Abstract

For decades, scholars have studied virtually every aspect of day-to-day enslaved life in antebellum America, giving particular attention to the nuances and intricacies of slave family and community life. Yet few have considered the social relations of disabilities in these most intimate and closely guarded spaces or questioned, in particular, the challenges that women faced navigating the complex experience of enslaved motherhood when their children lived with disabilities. Since the United States’s economically driven regime of chattel slavery reduced human beings to property valued according to their ability to labor, slaveholders categorized those with disabilities as “useless” and sometimes even “chargeable” (negatively valued because the cost of their care was a financial liability). This pragmatic, calculated reasoning left disabled, enslaved children particularly vulnerable because slave-holders devalued them as property and potential future laborers, privileging mothers’ labor over their disabled children’s presumably irrelevant needs. But these beliefs also sometimes worked to enslaved mothers’ advantage since disabled children were less likely to be bought or sold away. Even then, however, women still confronted a myriad of challenges in meeting their children’s daily needs and facing other unusual, often emotionally charged situations. For instance, owners sometimes sent their children elsewhere for surgeries to “correct” their disabilities, while others simply refused to invest in their medical needs.

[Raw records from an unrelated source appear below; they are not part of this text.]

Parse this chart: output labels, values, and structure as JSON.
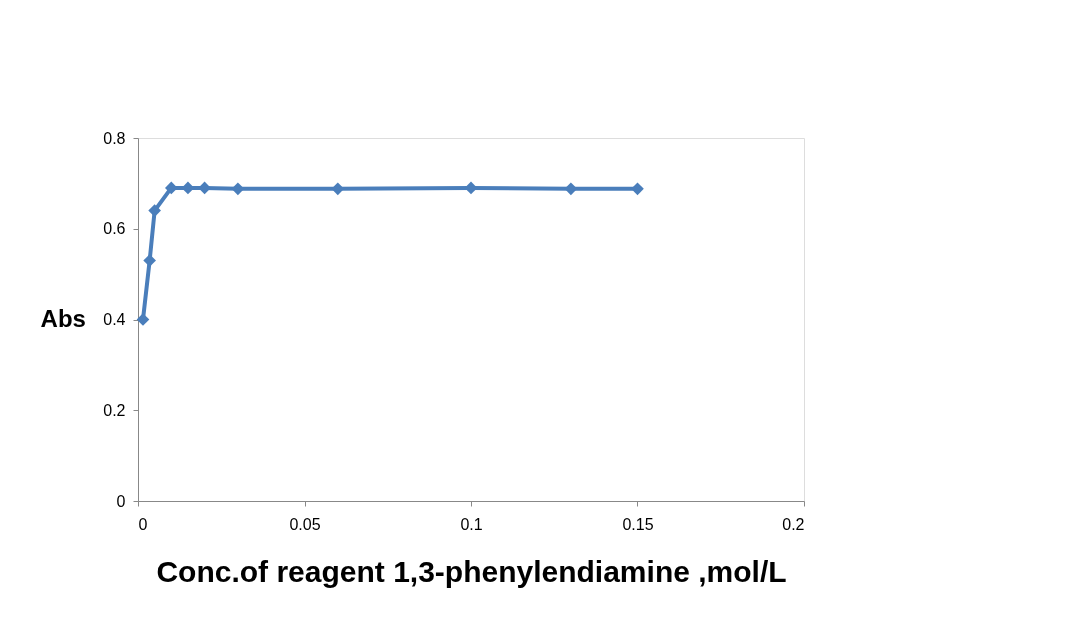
{
  "chart_data": {
    "type": "line",
    "xlabel": "Conc.of reagent 1,3-phenylendiamine ,mol/L",
    "ylabel": "Abs",
    "x": [
      0.0015,
      0.0035,
      0.005,
      0.01,
      0.015,
      0.02,
      0.03,
      0.06,
      0.1,
      0.13,
      0.15
    ],
    "series": [
      {
        "color": "#4a7ebb",
        "values": [
          0.4,
          0.53,
          0.64,
          0.69,
          0.69,
          0.69,
          0.688,
          0.688,
          0.69,
          0.688,
          0.688
        ]
      }
    ],
    "xlim": [
      0,
      0.2
    ],
    "xticks": [
      0,
      0.05,
      0.1,
      0.15,
      0.2
    ],
    "ylim": [
      0,
      0.8
    ],
    "yticks": [
      0,
      0.2,
      0.4,
      0.6,
      0.8
    ],
    "grid": false,
    "legend": false,
    "marker": "diamond",
    "line_style": "solid"
  }
}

Disability also intersected with enslaved motherhood when women experienced disabilities, which sometimes helped them avoid separation from their children, though often as a result of extremely disturbing circumstances. Finally, because mothers were forced to rely on others for childcare while they worked, bondspeople with disabilities oftentimes took on this important task and social role. The presence of disabilities among enslaved people, then, shaped many aspects of mothers’ and children’s relationships to one another in ways that were both positive and negative. Grappling with the complex realities of enslaved motherhood through the lens of disability reveals that women rejected slaveholders’ definitions of their children; they adapted, resisted, and persevered to ensure that they mothered their “useless” children to the best of their ability, despite living under an institution that inherently devalued them.